- Ezibeleni Ezibeleni
- Coordinates: 31°54′S 26°58′E﻿ / ﻿31.900°S 26.967°E
- Country: South Africa
- Province: Eastern Cape
- District: Chris Hani
- Municipality: Enoch Mgijima
- Established: 1974

Area
- • Total: 32.09 km^{2} (12.39 sq mi)
- Elevation: 3,500 m (11,500 ft)

Population (2011)
- • Total: 30,113
- • Density: 938.4/km^{2} (2,430/sq mi)

Racial makeup (2011)
- • Black African: 99.3%
- • Coloured: 0.1%
- • Indian/Asian: 0.1%
- • Other: 0.5%

First languages (2011)
- • Xhosa: 91.5%
- • English: 4.5%
- • Other: 4.0%
- Time zone: UTC+2 (SAST)
- Postal code (street): 5326
- PO box: 5326
- Area code: 047

= Ezibeleni =

Place in Queenstown, Eastern Cape, South Africa

Ezibeleni is a township in the Eastern Cape Province of South Africa.
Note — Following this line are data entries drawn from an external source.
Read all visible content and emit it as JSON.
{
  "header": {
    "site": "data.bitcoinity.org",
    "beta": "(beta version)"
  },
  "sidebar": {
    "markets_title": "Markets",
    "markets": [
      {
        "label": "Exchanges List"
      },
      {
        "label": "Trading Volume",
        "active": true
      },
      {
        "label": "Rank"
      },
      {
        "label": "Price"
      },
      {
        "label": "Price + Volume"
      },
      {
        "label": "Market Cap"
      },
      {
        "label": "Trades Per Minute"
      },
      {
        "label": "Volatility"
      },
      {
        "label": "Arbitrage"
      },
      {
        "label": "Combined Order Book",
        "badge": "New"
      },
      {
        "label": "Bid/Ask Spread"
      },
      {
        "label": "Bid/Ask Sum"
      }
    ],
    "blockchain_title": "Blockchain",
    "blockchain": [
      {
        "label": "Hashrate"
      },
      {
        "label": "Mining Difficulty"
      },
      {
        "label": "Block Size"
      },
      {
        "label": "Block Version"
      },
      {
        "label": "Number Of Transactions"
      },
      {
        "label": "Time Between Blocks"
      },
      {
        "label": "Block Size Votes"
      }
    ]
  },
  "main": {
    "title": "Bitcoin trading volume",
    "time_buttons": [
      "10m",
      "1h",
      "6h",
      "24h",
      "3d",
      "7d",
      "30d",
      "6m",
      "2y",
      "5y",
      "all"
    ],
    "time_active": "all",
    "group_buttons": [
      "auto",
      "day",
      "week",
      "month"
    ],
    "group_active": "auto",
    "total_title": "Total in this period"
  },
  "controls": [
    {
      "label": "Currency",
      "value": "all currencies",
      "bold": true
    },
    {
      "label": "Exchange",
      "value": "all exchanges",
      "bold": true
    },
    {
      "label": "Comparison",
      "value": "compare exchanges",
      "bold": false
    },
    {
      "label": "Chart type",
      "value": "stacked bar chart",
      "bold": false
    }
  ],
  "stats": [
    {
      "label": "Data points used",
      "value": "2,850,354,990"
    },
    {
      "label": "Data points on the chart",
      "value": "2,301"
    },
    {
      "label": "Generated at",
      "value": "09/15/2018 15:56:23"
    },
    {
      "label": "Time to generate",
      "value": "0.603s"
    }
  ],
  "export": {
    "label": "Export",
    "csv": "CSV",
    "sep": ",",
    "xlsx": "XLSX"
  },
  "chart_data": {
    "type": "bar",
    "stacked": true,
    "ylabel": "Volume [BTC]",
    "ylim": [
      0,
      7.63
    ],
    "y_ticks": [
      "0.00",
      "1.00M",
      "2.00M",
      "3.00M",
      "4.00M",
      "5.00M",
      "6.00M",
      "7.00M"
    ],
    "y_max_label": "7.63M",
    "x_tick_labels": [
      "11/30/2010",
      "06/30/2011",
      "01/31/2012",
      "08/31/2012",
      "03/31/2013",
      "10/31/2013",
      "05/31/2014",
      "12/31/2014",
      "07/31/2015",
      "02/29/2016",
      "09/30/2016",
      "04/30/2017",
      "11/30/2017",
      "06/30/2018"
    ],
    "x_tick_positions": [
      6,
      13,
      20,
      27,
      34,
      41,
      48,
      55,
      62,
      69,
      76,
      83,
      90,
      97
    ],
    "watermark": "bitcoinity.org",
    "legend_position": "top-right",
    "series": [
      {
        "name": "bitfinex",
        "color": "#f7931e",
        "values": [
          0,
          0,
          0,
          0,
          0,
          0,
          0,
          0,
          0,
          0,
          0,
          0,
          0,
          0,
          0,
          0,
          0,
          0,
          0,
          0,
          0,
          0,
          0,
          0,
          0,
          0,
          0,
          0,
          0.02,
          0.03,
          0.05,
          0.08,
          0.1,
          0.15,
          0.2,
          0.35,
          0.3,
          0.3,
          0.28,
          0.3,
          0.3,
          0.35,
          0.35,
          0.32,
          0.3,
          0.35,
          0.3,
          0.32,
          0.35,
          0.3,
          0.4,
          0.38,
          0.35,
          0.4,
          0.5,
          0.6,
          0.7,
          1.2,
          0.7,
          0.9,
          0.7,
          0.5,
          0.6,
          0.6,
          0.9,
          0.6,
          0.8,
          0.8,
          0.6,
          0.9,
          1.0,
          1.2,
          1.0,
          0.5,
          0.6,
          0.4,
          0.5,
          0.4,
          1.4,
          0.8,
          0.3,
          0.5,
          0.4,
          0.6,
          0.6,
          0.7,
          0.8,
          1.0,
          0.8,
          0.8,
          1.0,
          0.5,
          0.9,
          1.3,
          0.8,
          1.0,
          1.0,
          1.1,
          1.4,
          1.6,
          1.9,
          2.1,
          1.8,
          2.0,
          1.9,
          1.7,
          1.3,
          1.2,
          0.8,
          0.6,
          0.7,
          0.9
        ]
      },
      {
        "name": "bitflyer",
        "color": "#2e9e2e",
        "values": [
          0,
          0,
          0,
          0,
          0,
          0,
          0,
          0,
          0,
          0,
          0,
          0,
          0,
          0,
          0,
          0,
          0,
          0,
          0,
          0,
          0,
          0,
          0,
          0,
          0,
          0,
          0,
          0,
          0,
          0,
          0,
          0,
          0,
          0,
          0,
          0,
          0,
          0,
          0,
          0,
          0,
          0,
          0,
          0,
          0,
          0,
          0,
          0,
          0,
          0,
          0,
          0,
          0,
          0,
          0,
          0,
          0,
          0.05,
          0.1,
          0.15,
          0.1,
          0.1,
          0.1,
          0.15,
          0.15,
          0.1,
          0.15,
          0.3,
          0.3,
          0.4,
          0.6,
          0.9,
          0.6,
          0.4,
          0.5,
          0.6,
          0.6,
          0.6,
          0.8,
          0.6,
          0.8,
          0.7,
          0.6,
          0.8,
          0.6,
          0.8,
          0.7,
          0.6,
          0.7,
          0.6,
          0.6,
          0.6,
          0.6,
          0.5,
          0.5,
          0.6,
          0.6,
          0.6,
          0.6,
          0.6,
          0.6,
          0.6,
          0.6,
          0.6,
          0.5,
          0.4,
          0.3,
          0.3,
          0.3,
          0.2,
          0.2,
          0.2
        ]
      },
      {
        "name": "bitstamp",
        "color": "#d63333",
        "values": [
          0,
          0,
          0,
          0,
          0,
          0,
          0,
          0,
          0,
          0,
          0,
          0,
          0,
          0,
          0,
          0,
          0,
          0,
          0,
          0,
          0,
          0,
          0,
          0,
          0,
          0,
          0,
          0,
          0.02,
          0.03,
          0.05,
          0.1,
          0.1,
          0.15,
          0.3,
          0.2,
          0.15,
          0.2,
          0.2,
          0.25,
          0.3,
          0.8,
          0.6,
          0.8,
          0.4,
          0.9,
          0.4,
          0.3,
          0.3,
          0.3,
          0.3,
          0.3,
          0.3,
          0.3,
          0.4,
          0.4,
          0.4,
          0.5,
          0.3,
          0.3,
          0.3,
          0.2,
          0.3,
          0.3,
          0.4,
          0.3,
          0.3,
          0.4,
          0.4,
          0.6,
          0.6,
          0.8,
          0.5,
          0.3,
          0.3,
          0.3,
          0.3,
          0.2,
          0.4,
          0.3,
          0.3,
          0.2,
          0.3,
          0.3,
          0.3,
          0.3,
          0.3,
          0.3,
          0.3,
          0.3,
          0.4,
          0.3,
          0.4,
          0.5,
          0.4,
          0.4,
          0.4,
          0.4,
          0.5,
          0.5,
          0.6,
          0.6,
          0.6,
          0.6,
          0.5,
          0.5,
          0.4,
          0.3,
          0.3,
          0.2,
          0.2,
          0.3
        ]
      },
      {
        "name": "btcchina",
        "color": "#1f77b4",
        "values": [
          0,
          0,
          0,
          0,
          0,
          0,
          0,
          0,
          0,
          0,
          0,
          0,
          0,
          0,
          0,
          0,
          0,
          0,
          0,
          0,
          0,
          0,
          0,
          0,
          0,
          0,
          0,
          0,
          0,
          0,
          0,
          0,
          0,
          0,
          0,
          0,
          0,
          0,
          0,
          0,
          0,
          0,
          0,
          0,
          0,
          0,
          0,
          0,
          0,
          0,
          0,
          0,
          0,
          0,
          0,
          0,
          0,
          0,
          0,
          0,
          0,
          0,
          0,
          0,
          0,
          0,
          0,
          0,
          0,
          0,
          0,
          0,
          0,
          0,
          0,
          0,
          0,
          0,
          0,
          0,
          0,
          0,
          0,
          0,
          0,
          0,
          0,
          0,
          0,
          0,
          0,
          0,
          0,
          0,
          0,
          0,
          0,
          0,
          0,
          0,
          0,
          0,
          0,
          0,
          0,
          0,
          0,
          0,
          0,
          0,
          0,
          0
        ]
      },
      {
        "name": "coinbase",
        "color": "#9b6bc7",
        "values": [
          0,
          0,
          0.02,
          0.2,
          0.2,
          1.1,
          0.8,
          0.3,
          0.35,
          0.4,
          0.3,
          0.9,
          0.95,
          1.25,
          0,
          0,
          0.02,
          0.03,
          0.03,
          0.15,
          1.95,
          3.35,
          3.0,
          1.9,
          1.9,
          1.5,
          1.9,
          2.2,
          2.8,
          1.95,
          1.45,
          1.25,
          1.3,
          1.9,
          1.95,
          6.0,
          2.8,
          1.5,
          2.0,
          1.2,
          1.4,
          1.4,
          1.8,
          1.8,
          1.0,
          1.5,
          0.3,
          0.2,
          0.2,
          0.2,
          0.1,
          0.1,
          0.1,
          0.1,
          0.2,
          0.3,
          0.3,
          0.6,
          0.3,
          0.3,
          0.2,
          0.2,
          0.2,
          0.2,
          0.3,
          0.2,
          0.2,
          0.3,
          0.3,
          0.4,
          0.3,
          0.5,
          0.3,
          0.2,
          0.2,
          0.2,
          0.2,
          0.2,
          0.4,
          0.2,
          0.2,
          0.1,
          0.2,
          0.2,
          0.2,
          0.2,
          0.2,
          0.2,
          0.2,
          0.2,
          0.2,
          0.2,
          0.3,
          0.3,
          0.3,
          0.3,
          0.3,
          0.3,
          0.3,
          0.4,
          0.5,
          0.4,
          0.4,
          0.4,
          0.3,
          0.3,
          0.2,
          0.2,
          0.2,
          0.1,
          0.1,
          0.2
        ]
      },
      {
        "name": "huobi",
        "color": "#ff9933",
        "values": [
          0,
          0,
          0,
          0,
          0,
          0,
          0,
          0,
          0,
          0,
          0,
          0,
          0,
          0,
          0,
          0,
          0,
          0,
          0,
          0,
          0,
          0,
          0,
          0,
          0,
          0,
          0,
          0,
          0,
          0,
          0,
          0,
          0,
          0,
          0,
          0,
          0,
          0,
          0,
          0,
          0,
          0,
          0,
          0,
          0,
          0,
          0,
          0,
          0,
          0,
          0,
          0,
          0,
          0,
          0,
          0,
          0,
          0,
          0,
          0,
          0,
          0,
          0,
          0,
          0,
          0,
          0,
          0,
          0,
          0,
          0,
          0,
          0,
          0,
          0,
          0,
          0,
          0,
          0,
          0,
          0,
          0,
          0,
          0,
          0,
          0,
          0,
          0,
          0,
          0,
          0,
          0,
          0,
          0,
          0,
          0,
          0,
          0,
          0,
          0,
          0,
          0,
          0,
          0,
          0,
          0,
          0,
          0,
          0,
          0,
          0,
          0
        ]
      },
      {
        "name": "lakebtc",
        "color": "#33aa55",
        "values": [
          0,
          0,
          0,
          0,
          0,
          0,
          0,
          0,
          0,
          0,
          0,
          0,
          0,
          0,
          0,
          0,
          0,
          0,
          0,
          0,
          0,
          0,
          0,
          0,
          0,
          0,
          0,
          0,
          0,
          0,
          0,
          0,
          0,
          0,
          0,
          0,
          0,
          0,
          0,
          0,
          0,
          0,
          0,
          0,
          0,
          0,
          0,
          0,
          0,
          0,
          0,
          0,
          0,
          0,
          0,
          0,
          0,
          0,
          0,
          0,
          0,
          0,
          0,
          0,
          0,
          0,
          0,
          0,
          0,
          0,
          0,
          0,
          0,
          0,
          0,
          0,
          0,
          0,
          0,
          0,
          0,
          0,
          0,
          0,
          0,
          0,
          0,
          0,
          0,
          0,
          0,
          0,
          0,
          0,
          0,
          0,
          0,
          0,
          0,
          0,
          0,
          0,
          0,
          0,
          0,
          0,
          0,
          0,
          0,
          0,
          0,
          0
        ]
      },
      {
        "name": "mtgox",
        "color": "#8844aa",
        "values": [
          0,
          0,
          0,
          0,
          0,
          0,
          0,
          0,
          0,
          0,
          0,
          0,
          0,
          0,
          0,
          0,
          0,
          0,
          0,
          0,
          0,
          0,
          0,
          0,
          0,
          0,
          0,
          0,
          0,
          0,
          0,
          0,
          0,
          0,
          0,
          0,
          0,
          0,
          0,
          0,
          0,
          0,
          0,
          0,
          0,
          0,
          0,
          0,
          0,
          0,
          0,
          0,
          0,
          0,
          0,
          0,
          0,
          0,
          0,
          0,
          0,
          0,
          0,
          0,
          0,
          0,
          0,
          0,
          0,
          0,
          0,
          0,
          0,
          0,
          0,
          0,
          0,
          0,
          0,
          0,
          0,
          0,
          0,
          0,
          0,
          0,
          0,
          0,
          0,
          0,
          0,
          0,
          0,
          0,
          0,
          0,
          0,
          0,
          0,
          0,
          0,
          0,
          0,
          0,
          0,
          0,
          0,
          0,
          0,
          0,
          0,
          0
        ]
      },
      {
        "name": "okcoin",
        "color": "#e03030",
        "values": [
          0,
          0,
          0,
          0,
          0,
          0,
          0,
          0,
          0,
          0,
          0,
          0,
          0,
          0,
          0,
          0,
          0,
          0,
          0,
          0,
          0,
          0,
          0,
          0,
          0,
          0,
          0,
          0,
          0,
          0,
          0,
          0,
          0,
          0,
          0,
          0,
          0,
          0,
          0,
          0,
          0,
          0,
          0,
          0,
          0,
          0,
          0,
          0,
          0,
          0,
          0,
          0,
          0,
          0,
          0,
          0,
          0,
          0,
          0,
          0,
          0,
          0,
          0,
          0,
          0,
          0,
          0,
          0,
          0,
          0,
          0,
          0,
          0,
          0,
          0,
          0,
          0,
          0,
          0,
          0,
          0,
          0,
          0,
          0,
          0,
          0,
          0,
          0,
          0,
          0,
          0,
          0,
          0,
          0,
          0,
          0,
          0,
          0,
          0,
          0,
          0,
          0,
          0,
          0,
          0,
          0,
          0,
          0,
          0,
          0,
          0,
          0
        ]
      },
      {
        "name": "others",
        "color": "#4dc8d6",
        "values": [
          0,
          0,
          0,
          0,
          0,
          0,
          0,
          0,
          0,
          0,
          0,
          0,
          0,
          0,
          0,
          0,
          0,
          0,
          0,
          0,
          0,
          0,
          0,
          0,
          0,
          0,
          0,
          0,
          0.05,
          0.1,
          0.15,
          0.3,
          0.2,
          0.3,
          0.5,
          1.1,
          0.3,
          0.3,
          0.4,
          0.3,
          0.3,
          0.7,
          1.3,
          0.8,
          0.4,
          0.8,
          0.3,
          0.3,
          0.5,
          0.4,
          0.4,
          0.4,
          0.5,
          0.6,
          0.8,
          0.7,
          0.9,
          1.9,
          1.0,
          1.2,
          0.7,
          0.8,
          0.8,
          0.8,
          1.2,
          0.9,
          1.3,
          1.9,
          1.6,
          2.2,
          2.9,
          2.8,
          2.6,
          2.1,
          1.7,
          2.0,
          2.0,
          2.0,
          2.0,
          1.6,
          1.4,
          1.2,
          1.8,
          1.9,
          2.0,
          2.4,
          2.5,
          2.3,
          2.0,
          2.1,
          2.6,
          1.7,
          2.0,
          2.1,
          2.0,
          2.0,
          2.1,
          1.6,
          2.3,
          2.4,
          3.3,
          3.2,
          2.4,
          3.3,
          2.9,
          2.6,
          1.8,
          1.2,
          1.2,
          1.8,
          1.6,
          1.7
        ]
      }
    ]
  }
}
It was established in the 1960s and officially recognised in 1974, when black South Africans were not allowed to live, but only to work, in the white-dominated Queenstown. In order to pursue the policy of separate development, the apartheid-era government of the time dictated that, due to its location on the map and the predominant Xhosa ethnicity of its people, Ezibeleni would belong to Transkei, one of ten fragmented bantustans, or homelands, scattered across South Africa.

Ezibeleni is one of the largest towns in the Komani area. Its original name was Queensdale, named after Queenstown (today: Komani).
It is divided into zones (1, 2, 3, Chancele & Themba), with the new units; known as Kwamabuyaze (RDP houses) which is still expanding.

Komani River flows near or through various towns in the Eastern Cape province of South Africa, including Ezibeleni. The Great Fish River is a significant watercourse in the region, and its proximity to Ezibeleni have environmental and cultural importance for the local community.

The majority of people resident in Ezibeleni live below the living wage according to government economic classifications. There are about 12 schools in the area, 4 lower primary, 3 senior primary, 3 lower high and 2 senior high schools.

The township is known for being a home to some of the best local and school music choirs in the country, Siyaphakama Adult Choir and Bulelani Senior Secondary School to name but a few. Bulelani has represented Eastern Cape in the school's music competitions many times in the last 2 decades and has won many of the South African National School's Choir Competitions.

There is a vibrant social life with many church denominations and other social activities.

However, according to Statistics South Africa, the area still has a very high unemployment rate.

Resources are limited. The Buffalo City Metro, according to a report by Cogta MEC Zolile Williams, has 17 fire trucks of which seven are operational. The municipality needs an additional five firetrucks.